In the first quarter alone, REITs raised $16.9 billion through secondary offerings, dwarfing the $3.5 billion raised by private equity-style real estate investment funds in the same period, according to data from the National Association of Real Estate Investment Trusts, a Washington-based trade group, and Preqin, a London-based research firm.
And what are REITs doing with that money? They're investing some of the cash, buying up properties and portfolios.
Just this month, apartment REIT Camden Property Trust entered into a deal to buy 11 apartments from Verde Apartment Communities for $321 million.
Over the last 12 months, there have been three REIT mergers with a combined value of about $29 billion. Two were announced this year: Industrial REIT AMB Property Corp merged with a larger rival, Prologis; and health-care REIT Ventas Inc. is merging with another health-care REIT, Nationwide Health Properties Inc.
Industry insiders said there might be other mergers, but limited to one or two sectors such as retail and industrial.

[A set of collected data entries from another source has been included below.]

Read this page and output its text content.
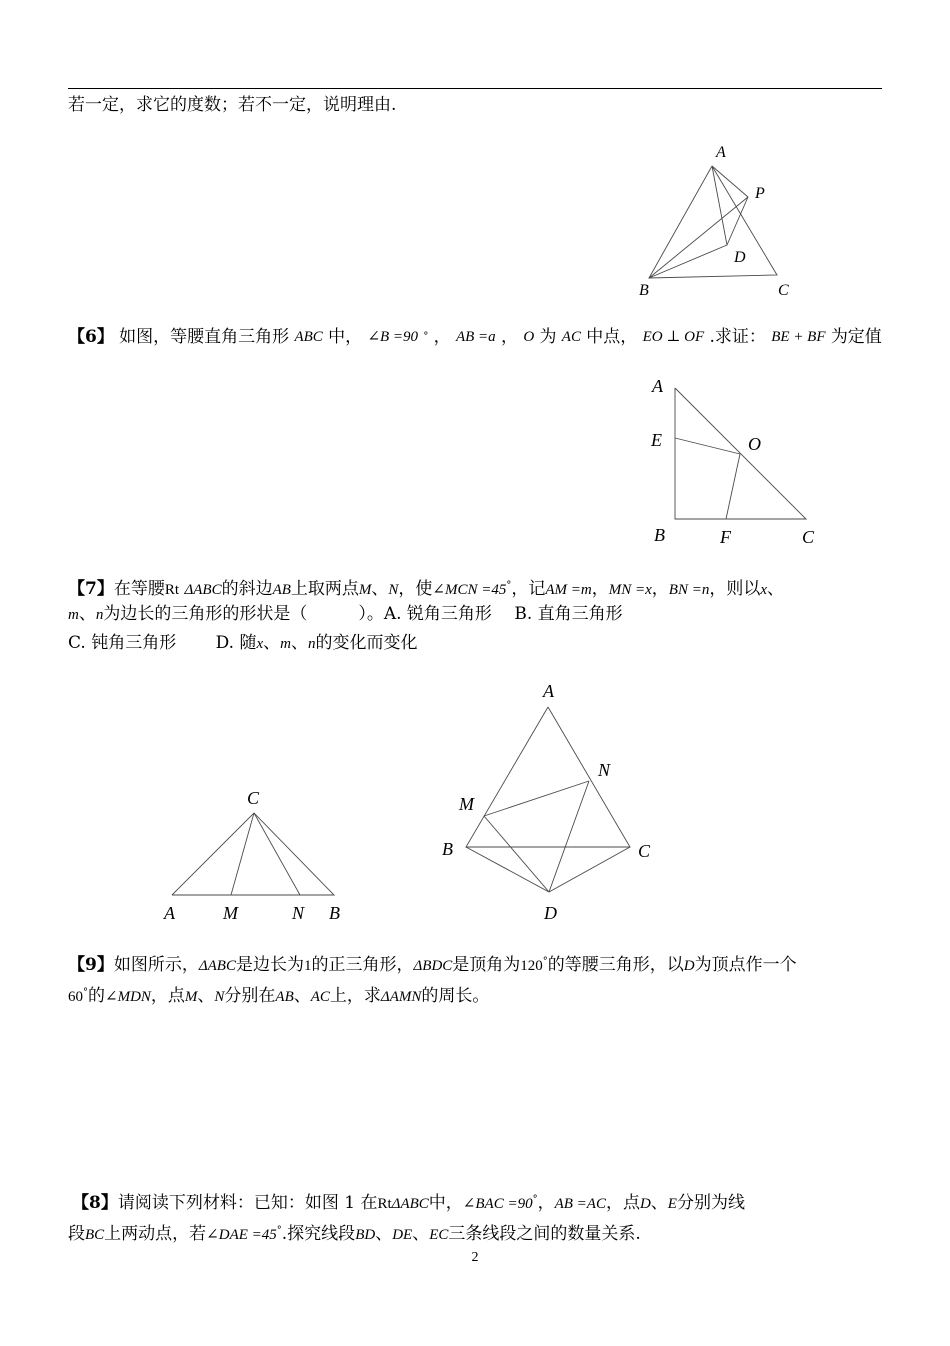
若一定，求它的度数；若不一定，说明理由.
【6】 如图，等腰直角三角形 ABC 中， ∠B =90 ° ， AB =a ， O 为 AC 中点， EO ⊥ OF .求证： BE + BF 为定值
【7】在等腰Rt ΔABC的斜边AB上取两点M、N，使∠MCN =45°，记AM =m，MN =x，BN =n，则以x、
m、n为边长的三角形的形状是（　　　）。A. 锐角三角形　 B. 直角三角形
C. 钝角三角形　　 D. 随x、m、n的变化而变化
【9】如图所示，ΔABC是边长为1的正三角形，ΔBDC是顶角为120°的等腰三角形，以D为顶点作一个
60°的∠MDN，点M、N分别在AB、AC上，求ΔAMN的周长。
【8】请阅读下列材料：已知：如图 1 在RtΔABC中，∠BAC =90°，AB =AC，点D、E分别为线
段BC上两动点，若∠DAE =45°.探究线段BD、DE、EC三条线段之间的数量关系.
A
P
D
B	C
A
E	O
B	F	C
C
A	M	N B
A
N
M
B	C
D
2
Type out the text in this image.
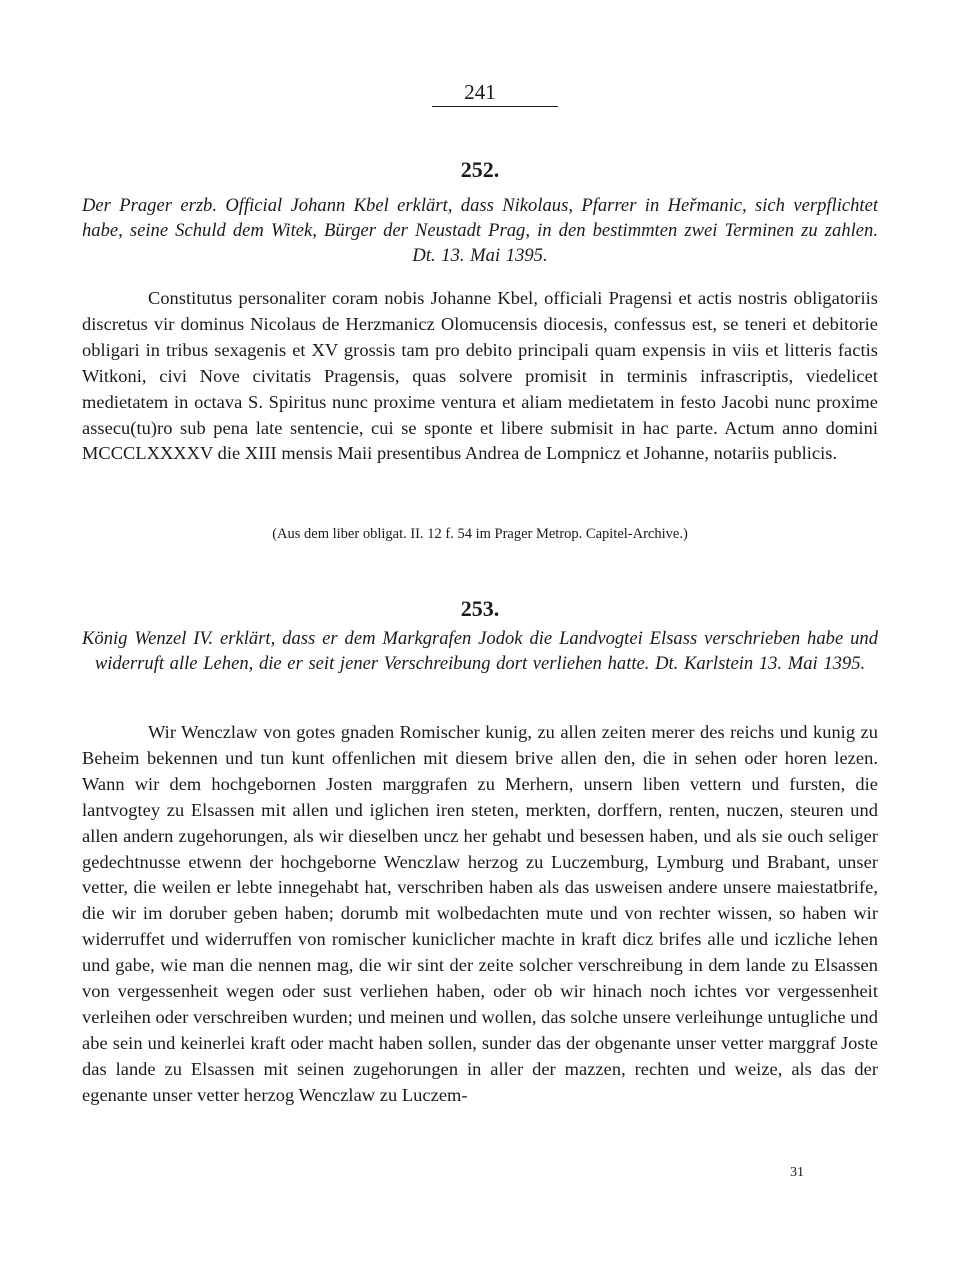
241
252.
Der Prager erzb. Official Johann Kbel erklärt, dass Nikolaus, Pfarrer in Heřmanic, sich verpflichtet habe, seine Schuld dem Witek, Bürger der Neustadt Prag, in den bestimmten zwei Terminen zu zahlen. Dt. 13. Mai 1395.
Constitutus personaliter coram nobis Johanne Kbel, officiali Pragensi et actis nostris obligatoriis discretus vir dominus Nicolaus de Herzmanicz Olomucensis diocesis, confessus est, se teneri et debitorie obligari in tribus sexagenis et XV grossis tam pro debito principali quam expensis in viis et litteris factis Witkoni, civi Nove civitatis Pragensis, quas solvere promisit in terminis infrascriptis, viedelicet medietatem in octava S. Spiritus nunc proxime ventura et aliam medietatem in festo Jacobi nunc proxime assecu(tu)ro sub pena late sentencie, cui se sponte et libere submisit in hac parte. Actum anno domini MCCCLXXXXV die XIII mensis Maii presentibus Andrea de Lompnicz et Johanne, notariis publicis.
(Aus dem liber obligat. II. 12 f. 54 im Prager Metrop. Capitel-Archive.)
253.
König Wenzel IV. erklärt, dass er dem Markgrafen Jodok die Landvogtei Elsass verschrieben habe und widerruft alle Lehen, die er seit jener Verschreibung dort verliehen hatte. Dt. Karlstein 13. Mai 1395.
Wir Wenczlaw von gotes gnaden Romischer kunig, zu allen zeiten merer des reichs und kunig zu Beheim bekennen und tun kunt offenlichen mit diesem brive allen den, die in sehen oder horen lezen. Wann wir dem hochgebornen Josten marggrafen zu Merhern, unsern liben vettern und fursten, die lantvogtey zu Elsassen mit allen und iglichen iren steten, merkten, dorffern, renten, nuczen, steuren und allen andern zugehorungen, als wir dieselben uncz her gehabt und besessen haben, und als sie ouch seliger gedechtnusse etwenn der hochgeborne Wenczlaw herzog zu Luczemburg, Lymburg und Brabant, unser vetter, die weilen er lebte innegehabt hat, verschriben haben als das usweisen andere unsere maiestatbrife, die wir im doruber geben haben; dorumb mit wolbedachten mute und von rechter wissen, so haben wir widerruffet und widerruffen von romischer kuniclicher machte in kraft dicz brifes alle und iczliche lehen und gabe, wie man die nennen mag, die wir sint der zeite solcher verschreibung in dem lande zu Elsassen von vergessenheit wegen oder sust verliehen haben, oder ob wir hinach noch ichtes vor vergessenheit verleihen oder verschreiben wurden; und meinen und wollen, das solche unsere verleihunge untugliche und abe sein und keinerlei kraft oder macht haben sollen, sunder das der obgenante unser vetter marggraf Joste das lande zu Elsassen mit seinen zugehorungen in aller der mazzen, rechten und weize, als das der egenante unser vetter herzog Wenczlaw zu Luczem-
31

REITs are expected to continue to be big acquirers of real estate assets. With fundamentals such as rents expected to rise and REIT share prices to trade at par or above their net asset values, acquisitions add to shareholders equity, said Joe V. Rodriguez, managing director and head of global real estate securities in the Dallas office of Invesco Real Estate.
Already, REIT commercial real estate purchases are starting to climb. In a typical year, 8% of properties purchased are by REITs, said Mike Straneva, partner and Americas real estate sector leader in the Phoenix office of Ernst & Young LLC.
Last year, that percentage rose to 19% and in the first four months of this year, 14% of commercial properties were sold to REITs.
“REITs are going to be hugely profitable,” Mr. Straneva said. “They have access to capital and will be winners in buying distressed assets.”
They will also be in the position to take advantage of increases in rents when they occur, he said.
Among the top 20 buyers of commercial real estate (in terms of deal value) in the first quarter are six REITs, according to the May Global Capital Trends report from New York-based real estate research firm Real Capital Analytics. Among them was Host Hotels & Resorts Inc., which bought the Manchester Grand Hyatt in San Diego for $570 million and the New York Helmsley Hotel for $314 million in the quarter. Another REIT, Equity One Inc., through a joint venture with London-based listed property company Capital Shopping Centres, bought Capital and Counties USA Inc and its portfolio of 15 California retail properties in a $600 million deal.